Le lecteur de ce livre se prend à vouloir absolument savoir ce qu'il va advenir de Stierlitz, un très haut dignitaire SS des services secrets, mais en réalité un agent des services soviétiques qui a réussi à s'infiltrer dans les rangs nazis de la première heure ; il poursuit donc sa lecture malgré les défauts saisissants de ce roman.
Que de lacunes en effet : D'abord, pour les amateurs d'histoire, si le rendu des relations entre les membres de l'élite SS proche du führer dans les tous derniers mois avant la chute finale du régime donne un éclairage intéressant, il devient vite apparent que l'auteur de ce livre a du, au moins en partie, son immense succès du temps de l'URSS, (et le fait d'avoir été si bien vu en haut lieu!) à sa capacité à faire de ses ouvrages des hymnes à la gloire du régime ; quitte à prendre quelques libertés avec la réalité. Par exemple, Stierlitz est montré, en passant, se mêlant, sur ordre de Staline, de sauver la ville historique de Cracovie de la destruction ordonnée par Hitler, comme si Staline prêtait la moindre attention à ce genre de risque pour la mémoire de l'histoire Polonaise, alors que sa volonté était au contraire de détruire toutes les bases de cette civilisation et les élites qui la portait, comme le montrent les massacres de Katyn, ou l'attitude de l'Armée Rouge devant Varsovie à l'automne 1944. le roman fourmille de détails de ce genre.
Par ailleurs, le lecteur est vite dépassé par la complexité de la relation des rapports entre les hauts dignitaires nazis, que l'auteur ne semble pas vouloir mettre vraiment à sa portée, en se contentant d'accumuler les détails.

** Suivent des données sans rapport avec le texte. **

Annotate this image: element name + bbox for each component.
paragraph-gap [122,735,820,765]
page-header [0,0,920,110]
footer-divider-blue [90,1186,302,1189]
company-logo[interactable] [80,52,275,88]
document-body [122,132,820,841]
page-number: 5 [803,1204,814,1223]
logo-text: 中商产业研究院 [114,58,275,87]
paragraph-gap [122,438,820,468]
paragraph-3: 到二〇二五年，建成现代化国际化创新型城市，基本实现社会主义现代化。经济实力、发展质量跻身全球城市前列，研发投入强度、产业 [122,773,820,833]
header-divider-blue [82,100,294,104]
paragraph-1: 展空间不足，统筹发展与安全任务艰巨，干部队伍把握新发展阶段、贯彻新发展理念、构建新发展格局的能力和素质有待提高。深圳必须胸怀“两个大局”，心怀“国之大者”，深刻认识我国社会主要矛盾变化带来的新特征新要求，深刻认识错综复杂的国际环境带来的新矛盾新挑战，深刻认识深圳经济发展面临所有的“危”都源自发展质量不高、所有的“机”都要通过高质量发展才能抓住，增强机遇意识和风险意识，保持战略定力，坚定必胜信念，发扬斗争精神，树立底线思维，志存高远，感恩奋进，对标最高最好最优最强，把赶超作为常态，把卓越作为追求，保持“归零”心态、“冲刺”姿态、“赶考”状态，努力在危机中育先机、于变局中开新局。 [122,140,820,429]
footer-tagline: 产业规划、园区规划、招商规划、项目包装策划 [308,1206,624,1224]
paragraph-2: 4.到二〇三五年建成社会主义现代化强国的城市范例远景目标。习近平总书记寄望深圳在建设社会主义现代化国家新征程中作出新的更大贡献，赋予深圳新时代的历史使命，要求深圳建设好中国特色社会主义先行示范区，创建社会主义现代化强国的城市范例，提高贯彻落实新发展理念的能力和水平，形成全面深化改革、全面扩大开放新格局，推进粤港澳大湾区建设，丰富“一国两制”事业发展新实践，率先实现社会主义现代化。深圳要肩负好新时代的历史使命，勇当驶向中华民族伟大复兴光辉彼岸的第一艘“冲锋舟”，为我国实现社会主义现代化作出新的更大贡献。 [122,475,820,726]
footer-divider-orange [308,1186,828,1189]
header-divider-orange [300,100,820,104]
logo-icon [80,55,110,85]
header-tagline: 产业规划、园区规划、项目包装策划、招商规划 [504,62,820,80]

Il ne s'efforce du reste pas vraiment de fouiller la psychologie des personnages (y compris celle de Stierlitz lui-même), à l'exception trop rapide d'un soldat allemand, traumatisé par ce qu'on lui avait fait commettre d'atrocités sur le front de l'Est, et qui devient à un moment, par une réaction d'être humain blessé dans son être par ce qu'il voit, le "deus ex machina" de la situation sans issue dans laquelle se trouve le héros.
À cette exception très fugitive près, on ne peut que constater que l'auteur a, probablement pour des raisons idéologiques, perdu une merveilleuse occasion de représenter les Allemands dans la diversité de leurs réactions à une situation devenue catastrophique pour leur vie, ou plutôt leur survie quotidienne. Cette période où les armées allemandes continuent à se battre furieusement et à perdre des vies sans plus aucun espoir, et où la population ne donne, malgré sa situation invivable, à ne pas vraiment se révolter contre le régime qui la voue à l'enfer, constitue un mystère dont un écrivain digne de ce nom adorerait s'emparer vraiment.
Et ne parlons pas du lot d'invraisemblances : les services soviétiques auraient ils couru le risque de laisser une infiltrée en possession de renseignements extrêmement sensibles accoucher en Allemagne, alors que la révélation de son identité russe par les cris lors des douleurs de l'accouchement était de nature à mettre en péril une opération essentielle pour la position soviétique à l'égard des alliés dans la guerre ?
Cela dit, comme indiqué au début, le lecteur se laisse malgré tout porté par son envie de connaître le sort du héros.